Does it automatically follow that Medacta will begin to aggressively scale the lifelong guarantee in other medical centers and with more of its surgeons base? The short answer is no. Goudy explained that surgeons are carefully chosen based on their performance metrics and have to undergo a certification process.
“You have to be very, very selective on the surgeons that qualify and get certified for these programs,” Goudy said. “I think if you look at our size and scale currently in the marketplace, it allows us to be very selective. If you are a massive market share player and you start to offer a program like this, far more of your customer base is not going to qualify than would.”

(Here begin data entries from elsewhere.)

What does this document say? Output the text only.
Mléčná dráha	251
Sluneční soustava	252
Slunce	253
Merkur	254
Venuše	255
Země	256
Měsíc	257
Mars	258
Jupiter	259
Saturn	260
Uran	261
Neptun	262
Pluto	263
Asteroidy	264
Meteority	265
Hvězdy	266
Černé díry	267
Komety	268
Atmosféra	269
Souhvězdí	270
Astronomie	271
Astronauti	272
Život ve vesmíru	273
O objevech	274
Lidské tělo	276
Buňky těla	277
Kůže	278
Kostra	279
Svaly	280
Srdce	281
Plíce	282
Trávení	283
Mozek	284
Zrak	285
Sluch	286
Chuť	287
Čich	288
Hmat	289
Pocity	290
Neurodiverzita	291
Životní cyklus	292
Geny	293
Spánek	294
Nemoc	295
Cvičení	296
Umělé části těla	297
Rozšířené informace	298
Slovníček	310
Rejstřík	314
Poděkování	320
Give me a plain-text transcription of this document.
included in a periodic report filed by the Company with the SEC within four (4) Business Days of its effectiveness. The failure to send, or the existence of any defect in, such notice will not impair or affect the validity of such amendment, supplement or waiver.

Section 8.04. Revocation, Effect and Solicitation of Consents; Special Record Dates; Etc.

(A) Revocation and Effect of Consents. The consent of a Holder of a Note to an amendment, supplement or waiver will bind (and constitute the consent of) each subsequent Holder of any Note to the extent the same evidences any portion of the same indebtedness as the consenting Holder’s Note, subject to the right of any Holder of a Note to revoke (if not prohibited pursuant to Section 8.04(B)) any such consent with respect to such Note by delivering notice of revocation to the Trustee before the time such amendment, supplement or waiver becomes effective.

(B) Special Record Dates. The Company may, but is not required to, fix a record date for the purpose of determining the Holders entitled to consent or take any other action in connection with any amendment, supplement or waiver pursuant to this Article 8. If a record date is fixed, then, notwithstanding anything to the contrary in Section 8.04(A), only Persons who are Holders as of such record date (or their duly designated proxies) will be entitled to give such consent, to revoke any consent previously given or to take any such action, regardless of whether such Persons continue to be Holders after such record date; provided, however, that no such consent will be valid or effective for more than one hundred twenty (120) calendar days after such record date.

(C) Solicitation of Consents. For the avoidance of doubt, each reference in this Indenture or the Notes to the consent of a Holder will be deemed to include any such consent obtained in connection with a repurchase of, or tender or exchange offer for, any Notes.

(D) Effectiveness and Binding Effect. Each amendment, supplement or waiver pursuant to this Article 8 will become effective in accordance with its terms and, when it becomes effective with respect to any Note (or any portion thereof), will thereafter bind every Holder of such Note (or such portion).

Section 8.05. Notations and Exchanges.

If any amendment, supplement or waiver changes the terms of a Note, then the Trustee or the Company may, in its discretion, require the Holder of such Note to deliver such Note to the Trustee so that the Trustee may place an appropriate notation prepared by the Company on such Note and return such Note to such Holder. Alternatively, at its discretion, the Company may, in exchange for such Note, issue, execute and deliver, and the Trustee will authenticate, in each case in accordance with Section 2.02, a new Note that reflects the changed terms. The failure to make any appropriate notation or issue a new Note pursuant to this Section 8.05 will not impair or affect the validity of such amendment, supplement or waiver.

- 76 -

In fact, even at Geisinger, not all surgeons will qualify to be able to perform surgeries with Medacta’s lifetime guarantees. And then, there has to be an alignment between health systems and Medacta too.
“There has to be an appetite for such risk on the part of the provider as well,” Goudy said. “But you mentioned value-based care, that is where everything’s heading. And this is something that we really believe differentiates us from the other implant manufacturers by stepping up and being willing to go at financial risk on the outcomes associated with the products that we offer the surgeons.”